Arquitecto y urbanista por la Universidad Politécnica de Madrid, conoce muy bien el urbanismo de España en general y de Canarias en particular, para el que ha trabajado en múltiples proyectos

El arquitecto y urbanista Joaquín Mañoso posa en una azotea del centro de Santa Cruz de Tenerife.jpg

El arquitecto y urbanista Joaquín Mañoso posa en una azotea del centro de Santa Cruz de Tenerife.jpg / Andrés Gutiérrez

Residente en Santa Cruz de Tenerife hace más de 20 años, Enrique Mañoso fue director general de Planeamiento Urbanístico del Ayuntamiento de Madrid (2007-2011) y decano del Colegio Oficial de Arquitectos de Canarias

Las modificaciones a la Ley de Cambio Climático introducidas por la Consejería de Transición Ecológica del Gobierno de Canarias incluyen la exigencia a los 88 municipios de las Islas de contar con al menos un árbol por cada tres habitantes. Como urbanista, ¿qué opina de la medida?

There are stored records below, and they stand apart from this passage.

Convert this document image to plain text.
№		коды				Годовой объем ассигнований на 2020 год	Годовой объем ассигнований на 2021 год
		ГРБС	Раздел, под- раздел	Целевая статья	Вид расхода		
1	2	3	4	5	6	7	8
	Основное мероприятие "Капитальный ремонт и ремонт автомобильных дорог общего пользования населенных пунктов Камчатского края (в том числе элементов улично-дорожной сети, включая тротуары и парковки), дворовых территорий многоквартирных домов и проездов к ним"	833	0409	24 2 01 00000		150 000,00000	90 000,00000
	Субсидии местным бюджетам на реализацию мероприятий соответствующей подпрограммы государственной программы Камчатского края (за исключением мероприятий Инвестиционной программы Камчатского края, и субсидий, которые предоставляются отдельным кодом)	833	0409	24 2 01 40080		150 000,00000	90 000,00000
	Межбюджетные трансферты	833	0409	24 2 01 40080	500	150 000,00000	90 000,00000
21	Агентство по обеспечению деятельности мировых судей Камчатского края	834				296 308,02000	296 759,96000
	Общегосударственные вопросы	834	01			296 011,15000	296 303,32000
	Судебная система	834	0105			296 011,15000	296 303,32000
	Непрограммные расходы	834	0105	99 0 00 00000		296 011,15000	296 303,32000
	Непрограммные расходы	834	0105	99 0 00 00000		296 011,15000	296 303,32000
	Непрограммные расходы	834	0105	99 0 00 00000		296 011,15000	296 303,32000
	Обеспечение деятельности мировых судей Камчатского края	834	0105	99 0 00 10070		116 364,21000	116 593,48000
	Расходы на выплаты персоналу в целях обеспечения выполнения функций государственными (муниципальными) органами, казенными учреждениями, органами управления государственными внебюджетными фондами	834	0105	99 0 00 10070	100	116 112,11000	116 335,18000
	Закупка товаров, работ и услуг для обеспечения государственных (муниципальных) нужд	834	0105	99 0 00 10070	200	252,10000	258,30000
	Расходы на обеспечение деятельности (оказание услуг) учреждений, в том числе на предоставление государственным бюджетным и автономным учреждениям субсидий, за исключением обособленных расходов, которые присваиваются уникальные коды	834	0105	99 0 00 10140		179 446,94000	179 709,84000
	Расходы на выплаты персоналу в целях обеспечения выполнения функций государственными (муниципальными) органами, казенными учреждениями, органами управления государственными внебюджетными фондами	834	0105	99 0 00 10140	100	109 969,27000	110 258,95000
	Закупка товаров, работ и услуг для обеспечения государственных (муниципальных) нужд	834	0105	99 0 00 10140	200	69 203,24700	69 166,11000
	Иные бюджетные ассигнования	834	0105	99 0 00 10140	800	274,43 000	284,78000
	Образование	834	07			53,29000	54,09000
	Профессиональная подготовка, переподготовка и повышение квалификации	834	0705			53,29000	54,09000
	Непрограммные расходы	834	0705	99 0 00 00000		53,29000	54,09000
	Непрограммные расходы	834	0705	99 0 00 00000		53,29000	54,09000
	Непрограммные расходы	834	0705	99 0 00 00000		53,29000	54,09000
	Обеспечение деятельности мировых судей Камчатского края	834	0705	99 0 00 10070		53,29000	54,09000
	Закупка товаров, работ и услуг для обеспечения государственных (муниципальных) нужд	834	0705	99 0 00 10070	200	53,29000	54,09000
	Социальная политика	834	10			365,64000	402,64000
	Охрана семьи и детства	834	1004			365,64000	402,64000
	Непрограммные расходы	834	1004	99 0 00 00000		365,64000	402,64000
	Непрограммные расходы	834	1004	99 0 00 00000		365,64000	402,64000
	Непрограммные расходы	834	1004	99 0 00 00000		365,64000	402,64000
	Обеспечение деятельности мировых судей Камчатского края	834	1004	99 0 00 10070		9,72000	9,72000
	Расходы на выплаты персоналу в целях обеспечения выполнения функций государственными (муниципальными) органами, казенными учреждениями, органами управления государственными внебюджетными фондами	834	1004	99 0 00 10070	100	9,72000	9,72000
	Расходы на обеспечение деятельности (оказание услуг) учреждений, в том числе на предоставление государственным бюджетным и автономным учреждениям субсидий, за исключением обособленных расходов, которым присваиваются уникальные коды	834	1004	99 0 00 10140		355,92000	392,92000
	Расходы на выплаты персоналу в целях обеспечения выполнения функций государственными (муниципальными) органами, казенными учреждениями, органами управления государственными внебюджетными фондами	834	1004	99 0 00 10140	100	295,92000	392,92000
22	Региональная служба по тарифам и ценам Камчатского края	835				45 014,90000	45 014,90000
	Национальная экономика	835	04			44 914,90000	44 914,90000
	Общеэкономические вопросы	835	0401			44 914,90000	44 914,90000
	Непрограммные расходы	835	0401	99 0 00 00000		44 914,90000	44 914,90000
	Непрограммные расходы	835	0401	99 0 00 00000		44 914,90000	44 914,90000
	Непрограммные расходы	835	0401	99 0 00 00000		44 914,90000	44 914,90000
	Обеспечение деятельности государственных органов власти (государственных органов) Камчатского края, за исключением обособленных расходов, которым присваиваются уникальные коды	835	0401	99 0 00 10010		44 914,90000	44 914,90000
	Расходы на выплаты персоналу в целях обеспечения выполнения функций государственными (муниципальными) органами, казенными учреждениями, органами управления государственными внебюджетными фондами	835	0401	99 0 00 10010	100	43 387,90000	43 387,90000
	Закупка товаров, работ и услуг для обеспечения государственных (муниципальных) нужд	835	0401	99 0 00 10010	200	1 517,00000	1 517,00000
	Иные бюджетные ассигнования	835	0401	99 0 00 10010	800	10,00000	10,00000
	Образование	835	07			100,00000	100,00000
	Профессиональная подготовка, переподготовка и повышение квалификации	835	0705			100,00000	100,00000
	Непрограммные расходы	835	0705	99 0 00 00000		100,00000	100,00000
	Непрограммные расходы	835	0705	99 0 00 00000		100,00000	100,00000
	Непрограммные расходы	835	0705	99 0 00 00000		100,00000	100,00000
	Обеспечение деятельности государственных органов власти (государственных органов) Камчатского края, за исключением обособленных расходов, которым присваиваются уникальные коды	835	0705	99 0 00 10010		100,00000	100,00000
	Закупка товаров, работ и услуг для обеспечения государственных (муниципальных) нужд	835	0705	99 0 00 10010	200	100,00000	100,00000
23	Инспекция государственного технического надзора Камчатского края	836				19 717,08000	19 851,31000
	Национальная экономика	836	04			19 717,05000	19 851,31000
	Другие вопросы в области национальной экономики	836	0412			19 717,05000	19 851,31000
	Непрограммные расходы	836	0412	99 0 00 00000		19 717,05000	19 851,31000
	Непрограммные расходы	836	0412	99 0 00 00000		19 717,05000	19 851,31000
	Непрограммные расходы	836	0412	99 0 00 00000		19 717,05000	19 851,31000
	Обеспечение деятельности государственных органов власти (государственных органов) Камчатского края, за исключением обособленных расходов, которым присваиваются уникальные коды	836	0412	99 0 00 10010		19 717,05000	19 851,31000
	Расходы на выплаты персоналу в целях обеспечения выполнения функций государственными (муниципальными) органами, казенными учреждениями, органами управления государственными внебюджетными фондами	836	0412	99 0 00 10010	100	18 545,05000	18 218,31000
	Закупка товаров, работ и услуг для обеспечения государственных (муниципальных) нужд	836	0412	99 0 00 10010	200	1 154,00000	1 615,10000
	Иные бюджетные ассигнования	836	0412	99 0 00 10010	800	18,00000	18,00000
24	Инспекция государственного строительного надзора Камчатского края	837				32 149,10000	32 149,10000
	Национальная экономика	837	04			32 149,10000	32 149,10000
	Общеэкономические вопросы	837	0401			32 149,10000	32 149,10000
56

Un árbol cada tres habitantes... Bueno, vale, pero eso no se puede decir así, de forma tan genérica, porque no es lo mismo hablar de un árbol por cada tres habitantes en Berlín o en los Países Bajos –donde, por cierto, el agua no es un problema para regar– que hacerlo en ciudades africanas, en el sur de España o en las Islas, donde las condiciones son muy diferentes. Además, todos los árboles no son iguales. Y hay que mantenerlos. Eso cuesta dinero, mucho dinero. Se necesita una organización enormemente compleja. No se puede imaginar lo enormemente complejo que es organizar todo el sistema de mantenimiento de plazas, jardines, parques... ¿Por qué? La naturaleza, igual que la ciudad, es un organismo vivo. No se trata simplemente de anunciar medidas o leyes. Hay que concretar, desarrollar.

¿Cuál debe ser para usted el objetivo?

Es más una cuestión cualitativa que cuantitativa. El objetivo debe ir más allá de exigir equis cantidad de árboles; el objetivo final, más allá de los grandes principios contenidos en esas normas, es cómo lograr ciudades más agradables. No se trata de otra cosa que de vivir mejor en las ciudades.

Los ayuntamientos empiezan a apostar por planes de infraestructuras verdes, como Santa Cruz de Tenerife. ¿Cómo considera que se deben plantear?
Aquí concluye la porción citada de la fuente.